Monday, April 1, 2013
April Fools or Fool?
Hey, ya'll! This is Kira over at She Can't Shut Up! And since Marcy has totally flaked on you today, I'm going to guest post and give you something to read! So if you get bored later you should go check out my blog. I talk about how awesome and fun pregnancy was, the insanity of parenthood, and other fun sarcastic things.
In case you didn't get the memo Google Reader is disappearing soon. So go follow me on BlogLovin!
So, what do I have in store for you lovelies today? Well, I have no idea. So I decided to gross you out on this lovely Monday morning.

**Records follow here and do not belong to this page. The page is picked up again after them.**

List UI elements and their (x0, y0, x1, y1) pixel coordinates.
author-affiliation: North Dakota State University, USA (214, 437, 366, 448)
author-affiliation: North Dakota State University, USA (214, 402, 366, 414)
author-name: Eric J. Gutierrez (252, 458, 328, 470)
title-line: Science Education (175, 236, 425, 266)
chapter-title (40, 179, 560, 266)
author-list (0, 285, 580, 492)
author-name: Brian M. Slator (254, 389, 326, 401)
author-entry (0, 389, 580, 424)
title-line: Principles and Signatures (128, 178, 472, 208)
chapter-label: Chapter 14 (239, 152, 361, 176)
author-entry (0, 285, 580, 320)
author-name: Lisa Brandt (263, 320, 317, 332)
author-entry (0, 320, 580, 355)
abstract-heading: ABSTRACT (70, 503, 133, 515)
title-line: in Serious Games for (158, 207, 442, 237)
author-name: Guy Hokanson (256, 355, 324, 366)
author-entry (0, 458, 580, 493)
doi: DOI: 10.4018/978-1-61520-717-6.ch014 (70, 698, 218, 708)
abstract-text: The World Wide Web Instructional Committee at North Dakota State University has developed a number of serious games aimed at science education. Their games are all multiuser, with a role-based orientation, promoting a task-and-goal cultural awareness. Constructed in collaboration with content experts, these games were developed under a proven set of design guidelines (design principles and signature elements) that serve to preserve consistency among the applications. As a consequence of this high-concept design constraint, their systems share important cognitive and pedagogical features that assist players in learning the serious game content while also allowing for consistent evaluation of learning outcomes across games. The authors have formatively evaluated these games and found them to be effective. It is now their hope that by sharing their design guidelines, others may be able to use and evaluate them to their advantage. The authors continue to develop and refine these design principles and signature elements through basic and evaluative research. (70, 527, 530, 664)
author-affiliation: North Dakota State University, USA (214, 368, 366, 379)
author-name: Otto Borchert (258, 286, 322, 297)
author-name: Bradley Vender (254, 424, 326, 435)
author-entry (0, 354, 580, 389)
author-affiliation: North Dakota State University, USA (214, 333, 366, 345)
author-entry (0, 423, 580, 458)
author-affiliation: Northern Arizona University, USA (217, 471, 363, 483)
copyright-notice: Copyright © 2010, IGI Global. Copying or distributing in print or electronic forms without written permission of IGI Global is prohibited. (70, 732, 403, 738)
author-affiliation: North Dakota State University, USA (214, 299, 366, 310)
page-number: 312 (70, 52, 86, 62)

Enjoy. No need to say thank you.
Let me give you some background. I was pregnant from October 2010-July 2011. It was the longest 9 months of my life. I had a perfect pregnancy. No complications (well, until I pretty much died in labor), but what I did have was EVERY FREAKING SYMPTOM. Which means I threw up for 3 months, had swollen legs, had acne, "glowed" aka sweat everywhere, had amazing hair that always had vomit in it, slept more than a narcoleptic, couldn't poop to save my life, and was generally a cranky miserable bitch. Fun, huh?
I was no longer concerned about my bowel movements or the repercussions of not having regular movements. Little did I know.
Apparently, one of the awesome side effects of pregnancy is hemorrhoids. Those things that have the awesome commercials and tell you to buy Preparation H? Yup.
Imagine my excitement when I realized that is simply not the case and that you can get these lovely hemorrhoids any time! I jumped up and down, I squealed like a little girl, and pretty much though I'd won the lottery.
This is otherwise known as having a breakdown and crying (mind you my foot/ankle was huge, my leg hurt all the way up, my butt hole now is exploding, I pulled something in my back, I had heartburn, my lungs were squished so I couldn't really breathe and NOW I have a growth in my butt!).
I will spare you the details of the creams and solutions to this lovely problem, but needless to say they will probably get worse before they get better. I am awaiting this amazing cauliflower butt with bated breath.
Update: They didn't get worse. I dealt with nasty butt bumps the rest of my pregnancy. But, I had a C-Section because I almost died so didn't get full on labor style Cauliflower Butt. Thank the good Lord.
We shall see if Marcy ever asks me to guest post again!!
Have a great Monday, beautiful ladies (and the random guy who reads)!